Prather's group made the findings after examining 15 years of surface observations (1999-2013) for the eastern United States and Canada. The researchers overlaid a grid of one-degree-square segments onto a map of the region and analyzed the recorded levels of surface ozone, amounts of fine particulate matter (pollution) and maximum temperatures between April and September for each roughly 69-by-69-mile section of the map. This allowed them to construct a climatological picture of the duration, coincidence and overlap of each of these factors.
Meteorologically, slow-moving high-pressure systems accumulate pollutants and heat during the summer months.
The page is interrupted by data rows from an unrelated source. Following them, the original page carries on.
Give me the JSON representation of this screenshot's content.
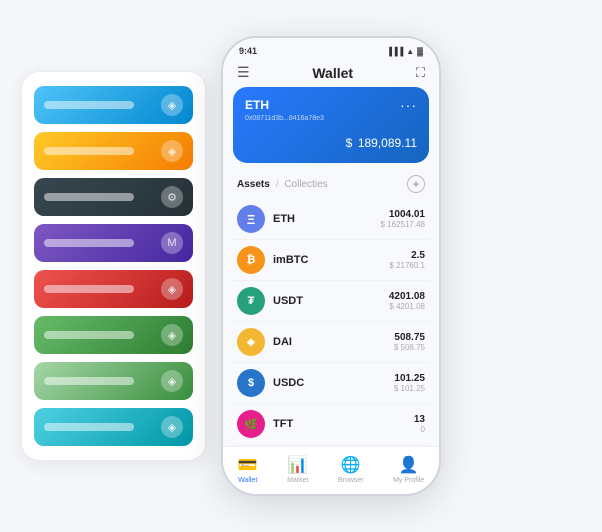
{
  "left_panel": {
    "cards": [
      {
        "id": "card-blue",
        "color_class": "card-blue",
        "icon": "◈"
      },
      {
        "id": "card-orange",
        "color_class": "card-orange",
        "icon": "◈"
      },
      {
        "id": "card-dark",
        "color_class": "card-dark",
        "icon": "⚙"
      },
      {
        "id": "card-purple",
        "color_class": "card-purple",
        "icon": "M"
      },
      {
        "id": "card-red",
        "color_class": "card-red",
        "icon": "◈"
      },
      {
        "id": "card-green",
        "color_class": "card-green",
        "icon": "◈"
      },
      {
        "id": "card-lightgreen",
        "color_class": "card-lightgreen",
        "icon": "◈"
      },
      {
        "id": "card-skyblue",
        "color_class": "card-skyblue",
        "icon": "◈"
      }
    ]
  },
  "phone": {
    "status_bar": {
      "time": "9:41",
      "signal": "▐▐▐",
      "wifi": "WiFi",
      "battery": "🔋"
    },
    "nav": {
      "menu_icon": "☰",
      "title": "Wallet",
      "expand_icon": "⛶"
    },
    "eth_card": {
      "label": "ETH",
      "address": "0x08711d3b...8416a78e3",
      "copy_icon": "⊡",
      "more_icon": "···",
      "balance_currency": "$",
      "balance": "189,089.11"
    },
    "assets": {
      "tab_active": "Assets",
      "separator": "/",
      "tab_inactive": "Collecties",
      "add_icon": "+"
    },
    "tokens": [
      {
        "symbol": "ETH",
        "icon_bg": "#627eea",
        "icon_text": "Ξ",
        "icon_color": "#fff",
        "amount": "1004.01",
        "usd": "$ 162517.48"
      },
      {
        "symbol": "imBTC",
        "icon_bg": "#f7931a",
        "icon_text": "₿",
        "icon_color": "#fff",
        "amount": "2.5",
        "usd": "$ 21760.1"
      },
      {
        "symbol": "USDT",
        "icon_bg": "#26a17b",
        "icon_text": "₮",
        "icon_color": "#fff",
        "amount": "4201.08",
        "usd": "$ 4201.08"
      },
      {
        "symbol": "DAI",
        "icon_bg": "#f4b731",
        "icon_text": "◈",
        "icon_color": "#fff",
        "amount": "508.75",
        "usd": "$ 508.75"
      },
      {
        "symbol": "USDC",
        "icon_bg": "#2775ca",
        "icon_text": "$",
        "icon_color": "#fff",
        "amount": "101.25",
        "usd": "$ 101.25"
      },
      {
        "symbol": "TFT",
        "icon_bg": "#e91e8c",
        "icon_text": "🌿",
        "icon_color": "#fff",
        "amount": "13",
        "usd": "0"
      }
    ],
    "bottom_nav": [
      {
        "id": "wallet",
        "icon": "💳",
        "label": "Wallet",
        "active": true
      },
      {
        "id": "market",
        "icon": "📊",
        "label": "Market",
        "active": false
      },
      {
        "id": "browser",
        "icon": "🌐",
        "label": "Browser",
        "active": false
      },
      {
        "id": "profile",
        "icon": "👤",
        "label": "My Profile",
        "active": false
      }
    ]
  }
}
Scorching temperatures, low precipitation, strong sunlight and low wind speeds allow heat and poor-quality air to stagnate in a given location for an extended period of time.
"These conditions increase the emission of biogenic volatile organic compounds, which boost the production of surface ozone and other aerosols," said lead author Jordan Schnell, a postdoctoral researcher at UCI when the study was conducted who is now at Princeton University. "The droughtlike conditions that exist in heat waves reduce soil moisture, making near-surface temperatures hotter and inhibiting the role played by vegetation in absorbing ozone, resulting in lower air quality."
Humans only make the problem worse by consuming more fossil fuel-generated energy to run air conditioners, the researchers noted.
"It's important to study the combined effects of pollution and prolonged heat events because we expect these conditions to become more prevalent in a warming climate," Prather said. "Our evidence suggests that pollution and heat waves are synergistic stressors that produce disproportionately greater adverse health impacts. Policymakers should be taking these issues into consideration going forward."